The idea that requesting sensitive costume choice is suffocating political correctness is just one example of arrogant privilege. It has little to do with First Amendment freedom and everything to do with entitlement. It is saying, “I don’t think you should be offended, and if you are, it’s your problem.” Obviously, in this trivial instance, the entitled little whiners could select from any of hundreds of other costume options. But, in their stunted judgment, the right to offend is a profound principle, and the feelings of the offended are dismissed.
In another recent Times piece, David French proposed that government sanctions on speech were being supplanted by private sanctions, aka cancel culture, imposed by individuals and organizations. His piece was reasonable, but wrong, as it conveyed a very dangerous false equivalence that infects too much political and media analysis.
Yes, the temperature is high on both sides of the so-called “culture wars.” But the expressions are not equivalent. Using explicit racist language may be a right, but it’s not the equivalent of angry protests about racist language. Using hateful language about transgender folks and passing laws that strip them of health rights and dignity are not equivalent to the justifiably angry responses those acts draw.

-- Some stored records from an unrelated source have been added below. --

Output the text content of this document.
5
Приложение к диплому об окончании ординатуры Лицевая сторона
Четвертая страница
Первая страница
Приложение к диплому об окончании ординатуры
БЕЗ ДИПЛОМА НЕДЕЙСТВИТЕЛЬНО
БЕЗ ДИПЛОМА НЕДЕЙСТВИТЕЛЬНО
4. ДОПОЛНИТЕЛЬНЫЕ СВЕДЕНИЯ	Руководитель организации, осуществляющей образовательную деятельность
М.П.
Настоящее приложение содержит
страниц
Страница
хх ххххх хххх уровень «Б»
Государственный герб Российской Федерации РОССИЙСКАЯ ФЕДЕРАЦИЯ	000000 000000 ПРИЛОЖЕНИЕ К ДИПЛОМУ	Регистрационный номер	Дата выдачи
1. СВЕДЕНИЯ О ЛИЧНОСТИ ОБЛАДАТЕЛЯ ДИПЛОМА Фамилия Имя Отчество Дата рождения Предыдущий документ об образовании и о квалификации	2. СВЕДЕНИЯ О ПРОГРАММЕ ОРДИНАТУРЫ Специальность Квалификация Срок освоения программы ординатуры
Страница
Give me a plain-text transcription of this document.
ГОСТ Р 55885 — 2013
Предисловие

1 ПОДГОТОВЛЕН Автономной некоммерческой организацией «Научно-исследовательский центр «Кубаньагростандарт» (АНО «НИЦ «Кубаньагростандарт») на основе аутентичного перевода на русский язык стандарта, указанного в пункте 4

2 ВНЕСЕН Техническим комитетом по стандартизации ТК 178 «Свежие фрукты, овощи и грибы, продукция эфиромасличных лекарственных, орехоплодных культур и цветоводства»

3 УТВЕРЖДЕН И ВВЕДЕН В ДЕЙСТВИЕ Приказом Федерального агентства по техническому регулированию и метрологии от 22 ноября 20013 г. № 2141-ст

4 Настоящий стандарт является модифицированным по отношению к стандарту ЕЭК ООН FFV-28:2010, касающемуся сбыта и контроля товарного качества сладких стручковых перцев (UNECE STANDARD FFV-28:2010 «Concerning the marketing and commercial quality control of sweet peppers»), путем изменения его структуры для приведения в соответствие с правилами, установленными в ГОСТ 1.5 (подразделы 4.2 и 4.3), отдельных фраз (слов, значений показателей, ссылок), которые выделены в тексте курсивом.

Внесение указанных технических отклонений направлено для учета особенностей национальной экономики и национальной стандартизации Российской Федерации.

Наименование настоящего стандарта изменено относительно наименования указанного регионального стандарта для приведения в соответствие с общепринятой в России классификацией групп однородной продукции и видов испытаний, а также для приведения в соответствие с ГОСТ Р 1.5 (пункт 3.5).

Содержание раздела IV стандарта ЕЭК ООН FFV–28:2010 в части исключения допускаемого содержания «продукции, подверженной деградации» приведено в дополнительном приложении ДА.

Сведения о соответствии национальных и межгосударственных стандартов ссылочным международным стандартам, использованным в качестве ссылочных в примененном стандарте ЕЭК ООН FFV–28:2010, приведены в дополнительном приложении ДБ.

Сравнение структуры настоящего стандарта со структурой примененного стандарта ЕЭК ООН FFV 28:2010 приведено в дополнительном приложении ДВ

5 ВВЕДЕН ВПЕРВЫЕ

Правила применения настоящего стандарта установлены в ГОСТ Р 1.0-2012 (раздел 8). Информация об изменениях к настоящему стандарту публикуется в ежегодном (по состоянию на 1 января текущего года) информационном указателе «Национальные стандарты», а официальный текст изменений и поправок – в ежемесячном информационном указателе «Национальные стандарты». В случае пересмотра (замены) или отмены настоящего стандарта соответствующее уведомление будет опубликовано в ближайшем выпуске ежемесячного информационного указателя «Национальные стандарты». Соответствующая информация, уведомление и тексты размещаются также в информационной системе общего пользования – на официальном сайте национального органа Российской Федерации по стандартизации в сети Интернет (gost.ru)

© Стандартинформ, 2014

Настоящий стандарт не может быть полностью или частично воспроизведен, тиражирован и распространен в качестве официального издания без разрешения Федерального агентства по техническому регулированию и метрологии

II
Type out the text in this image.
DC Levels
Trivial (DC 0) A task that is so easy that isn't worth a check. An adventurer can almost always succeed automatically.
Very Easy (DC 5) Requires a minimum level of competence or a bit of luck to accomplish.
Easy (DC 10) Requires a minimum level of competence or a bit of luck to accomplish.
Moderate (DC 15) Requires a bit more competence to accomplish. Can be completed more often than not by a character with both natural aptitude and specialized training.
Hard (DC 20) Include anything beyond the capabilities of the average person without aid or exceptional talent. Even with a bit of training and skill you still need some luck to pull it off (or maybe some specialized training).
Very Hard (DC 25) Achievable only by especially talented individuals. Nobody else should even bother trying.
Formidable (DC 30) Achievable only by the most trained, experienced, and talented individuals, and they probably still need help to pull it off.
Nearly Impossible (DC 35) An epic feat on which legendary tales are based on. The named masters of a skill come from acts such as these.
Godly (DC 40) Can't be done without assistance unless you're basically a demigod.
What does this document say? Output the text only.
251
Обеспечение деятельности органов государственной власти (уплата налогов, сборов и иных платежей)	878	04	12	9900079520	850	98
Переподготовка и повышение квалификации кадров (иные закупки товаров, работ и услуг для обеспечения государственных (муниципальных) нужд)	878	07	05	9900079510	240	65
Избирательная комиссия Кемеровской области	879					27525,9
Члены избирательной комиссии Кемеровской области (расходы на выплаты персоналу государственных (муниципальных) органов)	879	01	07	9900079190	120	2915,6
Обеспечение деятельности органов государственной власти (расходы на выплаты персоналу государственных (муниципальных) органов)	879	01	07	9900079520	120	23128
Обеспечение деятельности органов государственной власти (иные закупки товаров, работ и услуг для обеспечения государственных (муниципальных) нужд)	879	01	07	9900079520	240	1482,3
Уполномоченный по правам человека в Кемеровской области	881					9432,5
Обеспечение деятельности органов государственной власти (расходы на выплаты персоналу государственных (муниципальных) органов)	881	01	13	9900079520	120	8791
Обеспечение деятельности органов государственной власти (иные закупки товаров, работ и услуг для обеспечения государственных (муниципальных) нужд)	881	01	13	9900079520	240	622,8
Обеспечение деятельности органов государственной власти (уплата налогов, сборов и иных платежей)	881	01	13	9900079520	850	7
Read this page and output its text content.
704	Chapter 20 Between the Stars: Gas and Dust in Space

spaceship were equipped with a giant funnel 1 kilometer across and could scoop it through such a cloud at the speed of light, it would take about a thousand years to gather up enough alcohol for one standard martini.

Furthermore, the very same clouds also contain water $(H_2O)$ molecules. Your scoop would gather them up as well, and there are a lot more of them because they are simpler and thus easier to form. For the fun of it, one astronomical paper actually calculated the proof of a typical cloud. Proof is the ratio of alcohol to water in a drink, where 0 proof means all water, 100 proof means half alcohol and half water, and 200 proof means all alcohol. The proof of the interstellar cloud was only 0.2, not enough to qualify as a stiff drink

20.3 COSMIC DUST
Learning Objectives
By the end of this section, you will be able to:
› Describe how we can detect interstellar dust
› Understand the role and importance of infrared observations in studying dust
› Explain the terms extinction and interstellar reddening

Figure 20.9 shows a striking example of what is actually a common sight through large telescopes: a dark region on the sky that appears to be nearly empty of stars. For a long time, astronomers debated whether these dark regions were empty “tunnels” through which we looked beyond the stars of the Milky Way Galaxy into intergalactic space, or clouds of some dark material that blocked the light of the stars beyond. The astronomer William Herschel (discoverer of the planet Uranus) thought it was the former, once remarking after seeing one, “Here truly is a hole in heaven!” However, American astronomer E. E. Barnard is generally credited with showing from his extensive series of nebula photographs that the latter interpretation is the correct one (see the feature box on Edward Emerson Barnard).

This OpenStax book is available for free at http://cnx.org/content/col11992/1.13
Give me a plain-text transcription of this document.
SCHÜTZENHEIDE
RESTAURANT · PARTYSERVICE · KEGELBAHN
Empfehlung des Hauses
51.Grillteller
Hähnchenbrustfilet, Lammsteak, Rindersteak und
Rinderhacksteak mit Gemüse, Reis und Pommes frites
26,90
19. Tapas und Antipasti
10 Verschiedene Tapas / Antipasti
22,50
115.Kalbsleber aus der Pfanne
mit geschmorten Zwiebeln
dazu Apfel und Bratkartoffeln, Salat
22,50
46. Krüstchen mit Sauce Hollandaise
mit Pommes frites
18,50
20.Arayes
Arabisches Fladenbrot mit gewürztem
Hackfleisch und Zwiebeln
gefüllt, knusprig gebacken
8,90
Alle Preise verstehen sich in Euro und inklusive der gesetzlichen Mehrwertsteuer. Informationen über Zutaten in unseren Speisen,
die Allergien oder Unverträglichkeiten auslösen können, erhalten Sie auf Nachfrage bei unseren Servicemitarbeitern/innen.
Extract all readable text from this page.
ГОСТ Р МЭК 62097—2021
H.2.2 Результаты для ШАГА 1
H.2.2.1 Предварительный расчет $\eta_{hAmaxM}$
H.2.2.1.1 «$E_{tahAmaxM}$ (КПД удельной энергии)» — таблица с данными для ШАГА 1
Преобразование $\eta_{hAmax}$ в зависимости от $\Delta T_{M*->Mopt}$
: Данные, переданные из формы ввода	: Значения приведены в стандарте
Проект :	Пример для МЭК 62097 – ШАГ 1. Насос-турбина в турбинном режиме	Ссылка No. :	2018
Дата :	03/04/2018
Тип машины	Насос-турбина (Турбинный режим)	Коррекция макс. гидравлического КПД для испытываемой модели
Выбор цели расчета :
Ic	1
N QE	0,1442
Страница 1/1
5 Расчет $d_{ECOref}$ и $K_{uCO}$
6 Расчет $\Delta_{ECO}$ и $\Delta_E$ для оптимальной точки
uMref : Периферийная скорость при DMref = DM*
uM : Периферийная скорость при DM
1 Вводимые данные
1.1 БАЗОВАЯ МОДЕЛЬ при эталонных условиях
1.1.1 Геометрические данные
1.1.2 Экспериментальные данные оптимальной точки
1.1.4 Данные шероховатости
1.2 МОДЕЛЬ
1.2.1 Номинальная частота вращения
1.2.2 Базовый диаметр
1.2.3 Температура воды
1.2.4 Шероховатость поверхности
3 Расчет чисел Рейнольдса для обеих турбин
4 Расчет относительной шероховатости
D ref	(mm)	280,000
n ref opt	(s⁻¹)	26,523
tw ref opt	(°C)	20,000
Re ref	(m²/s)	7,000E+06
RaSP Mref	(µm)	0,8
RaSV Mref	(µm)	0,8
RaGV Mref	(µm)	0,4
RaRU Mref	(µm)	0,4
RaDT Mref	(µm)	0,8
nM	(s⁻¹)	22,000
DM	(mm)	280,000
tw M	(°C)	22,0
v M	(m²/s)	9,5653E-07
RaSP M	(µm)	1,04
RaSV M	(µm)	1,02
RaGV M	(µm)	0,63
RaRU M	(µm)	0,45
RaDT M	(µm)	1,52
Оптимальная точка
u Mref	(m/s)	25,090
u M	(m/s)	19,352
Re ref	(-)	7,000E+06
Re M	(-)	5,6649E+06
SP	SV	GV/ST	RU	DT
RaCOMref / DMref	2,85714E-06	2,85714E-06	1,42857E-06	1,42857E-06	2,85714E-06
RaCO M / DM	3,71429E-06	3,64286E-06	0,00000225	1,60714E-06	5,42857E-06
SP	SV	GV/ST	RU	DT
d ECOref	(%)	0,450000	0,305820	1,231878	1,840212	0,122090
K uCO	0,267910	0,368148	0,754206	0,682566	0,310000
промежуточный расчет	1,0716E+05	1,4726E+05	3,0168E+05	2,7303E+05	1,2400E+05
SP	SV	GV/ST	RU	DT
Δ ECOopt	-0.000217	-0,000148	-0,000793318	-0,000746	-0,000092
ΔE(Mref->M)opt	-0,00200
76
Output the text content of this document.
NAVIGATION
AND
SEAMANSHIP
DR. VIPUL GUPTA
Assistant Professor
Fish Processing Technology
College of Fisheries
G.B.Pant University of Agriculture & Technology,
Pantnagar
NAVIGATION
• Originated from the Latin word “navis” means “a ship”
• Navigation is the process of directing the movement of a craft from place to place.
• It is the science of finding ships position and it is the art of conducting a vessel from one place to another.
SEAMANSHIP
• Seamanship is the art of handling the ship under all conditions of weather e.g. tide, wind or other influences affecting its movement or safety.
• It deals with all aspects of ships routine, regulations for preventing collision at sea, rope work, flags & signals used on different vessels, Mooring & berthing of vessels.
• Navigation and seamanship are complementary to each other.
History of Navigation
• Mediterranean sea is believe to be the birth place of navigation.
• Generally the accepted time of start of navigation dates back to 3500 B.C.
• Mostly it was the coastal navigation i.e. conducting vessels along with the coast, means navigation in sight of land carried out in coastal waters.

The author of the first piece wrote, as an example of what pisses conservatives off, “Diversity training sessions blatantly endorse progressive ideas: Espousing a colorblind ideal, for example, is deemed a ‘microinvalidation.’”
Well, yes. The ”colorblindness” nonsense is indeed a “microinvalidation.” On second thought, “colorblindness”is a macro invalidation. It permits the “colorblind” individuals to invalidate the lived experiences of Black folks and deny the toxic impacts of systemic racism.
Diversity training often challenges white participants to acknowledge their own privilege. Resistance to this concept is not equivalent to the concept itself. White privilege is the flip side of racism. You can’t have one without the other. Training that might insistently press for acknowledgement of both racism and its corollary privilege is not shoving progressive ideology down anyone’s throat. It’s trying to shove uncomfortable truth into a closed mind.
French’s column suggests empathy as a way to soothe all this rancor. Again, a very dangerous false equivalence is implied. I certainly agree that empathy might help bigots, homophobes and trans-haters to reconsider their words and actions. But is that remotely equivalent to asking me to have empathy toward the low-information cretins who humiliate vulnerable transgender youth?
Both Times articles and comments in response referred to the overwhelmingly liberal or progressive consensus in higher education. Perhaps it is because a majority of folks in higher education are thoughtful and openminded. But yes, students (and a few faculty members) who feel uncomfortable expressing their conservative viewpoints have a valid point. That’s an educational issue. When I taught in a very progressive school I welcomed conservative views and, if no student could articulate such an idea, I would raise it myself.
Testing one’s progressive values against an intelligent counter-argument is necessary. It can strengthen your resolve or cause reconsideration. Either outcome is productive.
But the vast majority of backlash to so-called “wokeness” is not intelligent counter-argument. It’s whiny bitching.